Mike, this is your second film. What have you learned from your first film, “Sleepwalk With Me” to this one?

MB: I don’t know if you can write it in the Bay State Banner, but no a-holes. [Laughs] No jerks, no a-holes. My biggest takeaway from the first one is you really have to interview people, check references and ask at least three people who they worked with. There’s really no time for jerks on the set. We had no jerks in the crew; none on the cast. I would always say in the first meeting, ‘Congratulations, you’re not an asshole and if you start acting like one we’re all going to be confused, and you probably won’t work on the movie much longer.’ That was one thing; and the other thing was shoot way more than you need. Shoot early, shoot long. Get a lot of footage because you need so much in the edit room. Get good sound. That’s what Michael Moore always says. Sound is more important than picture.

I read on vulture.com, Chris, that you talked about a lot of comics leaving New York to move out to LA. In the article you talked about being motivated by happiness and why you’ve chosen to remain in New York. That seems to kind of relate to Sam’s character in the film. Was that sentiment used for Sam’s character or was it more organic in the way it came together?

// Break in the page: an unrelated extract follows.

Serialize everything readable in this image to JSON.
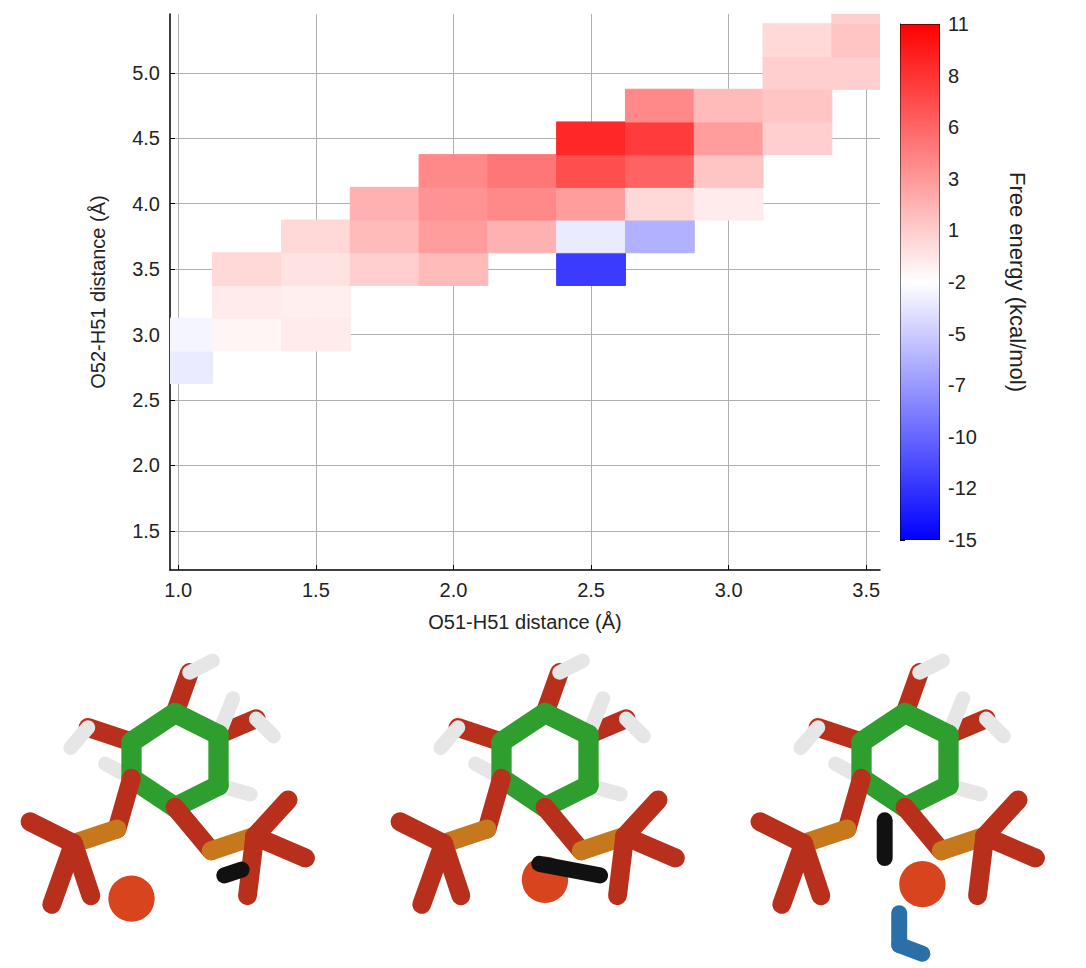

CG: I think it’s an experience that we all have, artists or otherwise. We spend so much time thinking about achievement, thinking about status, thinking about how we compare to the person next desk down or the person in the house next door, what kind of car are they driving, what kind of byline are they getting, what kind of part they’re booking. I think for all of us it’s just the thing that we have to kind of unwrap at some point and realize that achievements might make you happy and that’s great if they do, and some do along the way, but there’s other more basic versions of happiness that aren’t contingent upon your ego or patting yourself on your back, or having people patting you on your back, or having people validate you from the outside. There’s just some basic humanity that we forgo in the pursuit of validation and I think Sam’s character is a big example of that, and I think real life has taught me that many times. I think the fact that that’s something I felt so real in life that’s shown up in some of my writing, I think, is proof that I don’t think Mike was dressing anything up too much, or hiding too much in the real world. I think he is really good at putting experiences that we all feel on screen.

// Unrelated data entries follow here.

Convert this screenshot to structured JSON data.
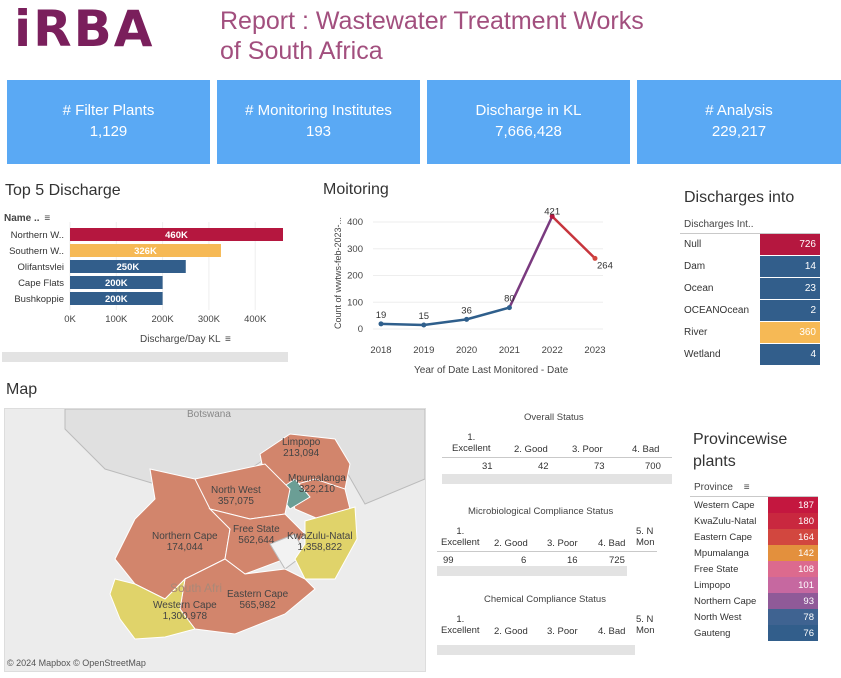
{
  "header": {
    "title_line1": "Report : Wastewater Treatment Works",
    "title_line2": "of South Africa",
    "logo_text": "iRBA",
    "brand_color": "#7a1f5c"
  },
  "kpis": [
    {
      "label": "# Filter Plants",
      "value": "1,129"
    },
    {
      "label": "# Monitoring Institutes",
      "value": "193"
    },
    {
      "label": "Discharge in KL",
      "value": "7,666,428"
    },
    {
      "label": "# Analysis",
      "value": "229,217"
    }
  ],
  "top5": {
    "title": "Top 5 Discharge",
    "col_header": "Name ..",
    "xlabel": "Discharge/Day KL",
    "ticks": [
      "0K",
      "100K",
      "200K",
      "300K",
      "400K"
    ],
    "bars": [
      {
        "name": "Northern W..",
        "value": 460,
        "label": "460K",
        "color": "#b5173f"
      },
      {
        "name": "Southern W..",
        "value": 326,
        "label": "326K",
        "color": "#f6b955"
      },
      {
        "name": "Olifantsvlei",
        "value": 250,
        "label": "250K",
        "color": "#325e8b"
      },
      {
        "name": "Cape Flats",
        "value": 200,
        "label": "200K",
        "color": "#325e8b"
      },
      {
        "name": "Bushkoppie",
        "value": 200,
        "label": "200K",
        "color": "#325e8b"
      }
    ]
  },
  "monitoring": {
    "title": "Moitoring",
    "ylabel": "Count of wwtws-feb-2023-...",
    "xlabel": "Year of Date Last Monitored - Date",
    "yticks": [
      "0",
      "100",
      "200",
      "300",
      "400"
    ],
    "years": [
      "2018",
      "2019",
      "2020",
      "2021",
      "2022",
      "2023"
    ],
    "values": [
      19,
      15,
      36,
      80,
      421,
      264
    ],
    "labels": [
      "19",
      "15",
      "36",
      "80",
      "421",
      "264"
    ]
  },
  "discharges": {
    "title": "Discharges into",
    "col_header": "Discharges Int..",
    "rows": [
      {
        "name": "Null",
        "value": "726",
        "color": "#b5173f"
      },
      {
        "name": "Dam",
        "value": "14",
        "color": "#325e8b"
      },
      {
        "name": "Ocean",
        "value": "23",
        "color": "#325e8b"
      },
      {
        "name": "OCEANOcean",
        "value": "2",
        "color": "#325e8b"
      },
      {
        "name": "River",
        "value": "360",
        "color": "#f6b955"
      },
      {
        "name": "Wetland",
        "value": "4",
        "color": "#325e8b"
      }
    ]
  },
  "map": {
    "title": "Map",
    "attribution": "© 2024 Mapbox  © OpenStreetMap",
    "botswana": "Botswana",
    "south_africa": "South Afri",
    "provinces": [
      {
        "name": "Limpopo",
        "value": "213,094"
      },
      {
        "name": "Mpumalanga",
        "value": "322,210"
      },
      {
        "name": "North West",
        "value": "357,075"
      },
      {
        "name": "Northern Cape",
        "value": "174,044"
      },
      {
        "name": "Free State",
        "value": "562,644"
      },
      {
        "name": "KwaZulu-Natal",
        "value": "1,358,822"
      },
      {
        "name": "Western Cape",
        "value": "1,300,978"
      },
      {
        "name": "Eastern Cape",
        "value": "565,982"
      }
    ]
  },
  "overall": {
    "title": "Overall Status",
    "cols": [
      "1.\nExcellent",
      "2. Good",
      "3. Poor",
      "4. Bad"
    ],
    "values": [
      "31",
      "42",
      "73",
      "700"
    ]
  },
  "micro": {
    "title": "Microbiological Compliance Status",
    "cols": [
      "1.\nExcellent",
      "2. Good",
      "3. Poor",
      "4. Bad",
      "5. N\nMon"
    ],
    "values": [
      "99",
      "6",
      "16",
      "725",
      ""
    ]
  },
  "chem": {
    "title": "Chemical Compliance Status",
    "cols": [
      "1.\nExcellent",
      "2. Good",
      "3. Poor",
      "4. Bad",
      "5. N\nMon"
    ]
  },
  "province": {
    "title_line1": "Provincewise",
    "title_line2": "plants",
    "col_header": "Province",
    "rows": [
      {
        "name": "Western Cape",
        "value": "187",
        "color": "#c4173f"
      },
      {
        "name": "KwaZulu-Natal",
        "value": "180",
        "color": "#c9283f"
      },
      {
        "name": "Eastern Cape",
        "value": "164",
        "color": "#d2473f"
      },
      {
        "name": "Mpumalanga",
        "value": "142",
        "color": "#e3903d"
      },
      {
        "name": "Free State",
        "value": "108",
        "color": "#dc6a8e"
      },
      {
        "name": "Limpopo",
        "value": "101",
        "color": "#c668a0"
      },
      {
        "name": "Northern Cape",
        "value": "93",
        "color": "#8f5a98"
      },
      {
        "name": "North West",
        "value": "78",
        "color": "#3f6391"
      },
      {
        "name": "Gauteng",
        "value": "76",
        "color": "#325e8b"
      }
    ]
  }
}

MB: That’s one of the reasons we’re doing these workshops, places like Improv Boston. Phoenix, Boston, San Francisco, and Seattle, places we’re doing these workshops — 30 workshops, 30 cities — you have the ability on any given night to make the greatest improv show, the most topical improv show, the best performing improv show in the world, and no one can take it away from you, and that’s success. If you perform for 30 people in Boston and it was really moving and it changes those people’s day from being a sad day to where they didn’t think they could laugh to laughing, that’s hell of a lot more powerful to me than being on a mediocre sitcom half-watched by seven million people.

How would you then define success for yourself, Mike?

MB: I haven’t found it yet. I’ll call you when I get there but I’m optimistic for my 40s. I just turned 38 and I feel like I’m going to hit my sweet spot at movie four or five. It’s a cliché, but I feel successful because I think I’m a decent husband and father to a 13-month child. And I’m able to make things outside of the system of Hollywood that, thanks to my fans, I might be able to make more of — and to me that is success.